誰もが勝ち馬に乗りたがる。正直なところ、「現金なものだな……」とも思いました。しかし、そんなことはおくびにも出しませんでした。「言い出しっぺ」はリスクを取っていますから、こういう“調子のいい反応”が少々気に障るものですが、それを表に出すのは得策ではない。なぜなら、味方が増えたということにほかならないからです。ニッコリ微笑んで受け入れるのが正解なのです。
こうして、実績を積みながら味方を増やすと、ある変化が起こります。
次にまた「言い出しっぺ」になったときに、「誰だ? これ提案したの。荒川かぁ……。また、あいつか。しょうがないな……」「まぁ、あいつが言うんなら、なんかやってくれるだろう」という反応が増えてくる。かつては、「あいつはバカか?」という反応だったのが、「あいつならしょうがない」という反応に変わってくるのです。
この「また、あいつか」「しょうがない」というレッテルを貼られたらシメタもの。提案当初から賛成に回る人が増えてくるのです。「レッテル貼り」はネガティブに捉えられがちですが、こういうレッテルはどんどん貼ってもらったほうがいい。「レッテル」を手に入れると、組織のなかでの立ち位置が変わってくるからです。

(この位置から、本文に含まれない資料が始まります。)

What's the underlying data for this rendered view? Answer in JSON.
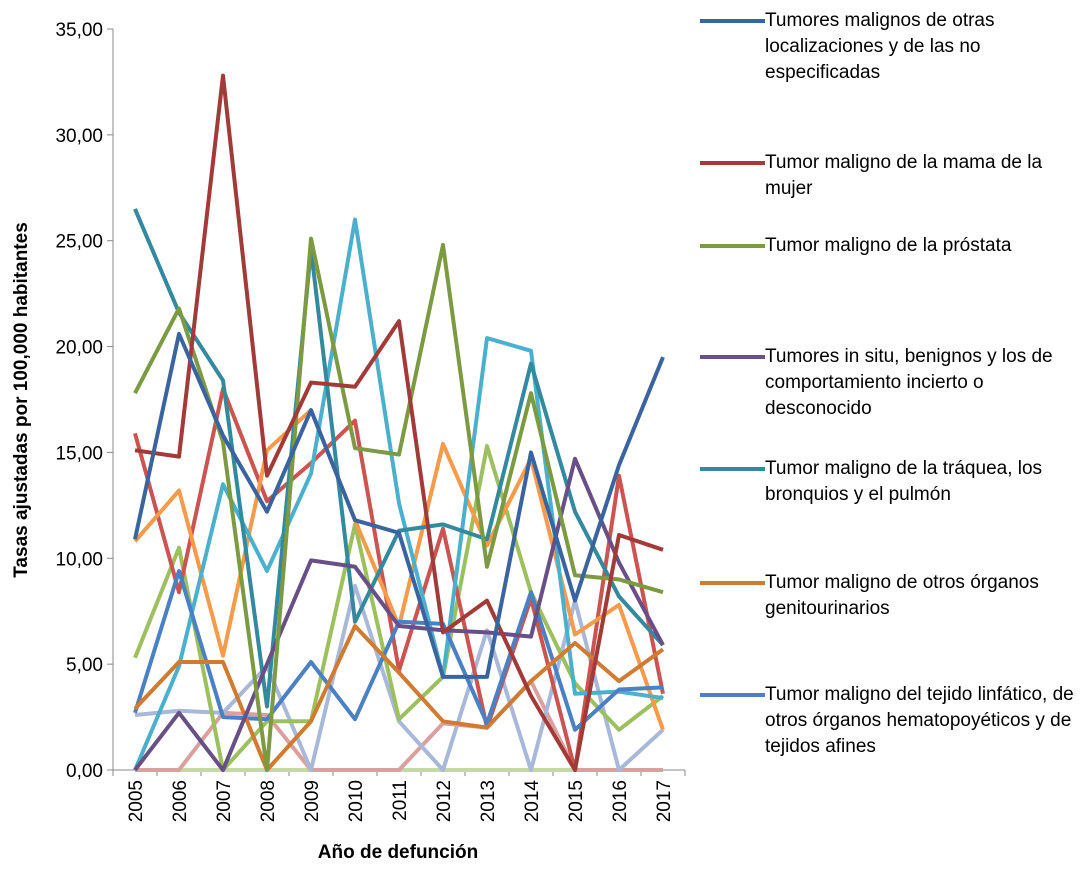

だから、その後、タイにアジア大洋州訓練センターの建設を提案したときには、「また、荒川か……。まぁ、深い考えがあってのことだろう」と多くの役員からは強い反対は出ませんでした。とはいえ、利益に直結するプロジェクトではありませんから、積極的賛成というわけでもない。微妙な雰囲気だったのです。
しかし、私は、この施設の必要性も確信していました。
ブリヂストンの社員として「誇り」に思える施設で、タイヤに関する技術や知識を伝授することで、社員のモラールと技能の向上を図るのはもちろん、販売現場の最前線を強化するための拠点にもできると考えたのです。取引先であるディストリビューターや小売店のトップ層から現場スタッフまでを招いて、ブリヂストンの事業方針や商品知識、さらにはタイヤ交換技術なども伝えることで、販売現場を強化することができれば、長期的な視点で大きな意味があると考えていたのです。
そこで、このときもしつこくレクチャーすることで主要役員を味方につけたのですが、難関が残りました。当時の社長です。さまざまな機会をとらえて、何度もレクチャーしても全く取り付く島がない。「反対。ダメ」の一点張り。それでも、しつこく提案するものだから、しまいには私の顔を見ただけでイヤな顔をされる始末でした。
ただ、私としては確固とした考えに基づく提案でしたから、引き下がるわけにはいきません。そして、あるとき社長の車に同乗するチャンスを捉えて再度提案。社長もいい加減ウンザリしたのか、「うるさいな。わかったよ。やってみろ」と回答。根負けしたようなかたちでした。
明らかに心の底からは納得していない。しかし、言質は取った。こういう局面で重要なのはスピード。社長が「OKを出した」という記憶が鮮明なうちに結着をつけなければ、ひっくり返されかねない。だから、私は、即座に社内の正式な承認手続きを取り付けました。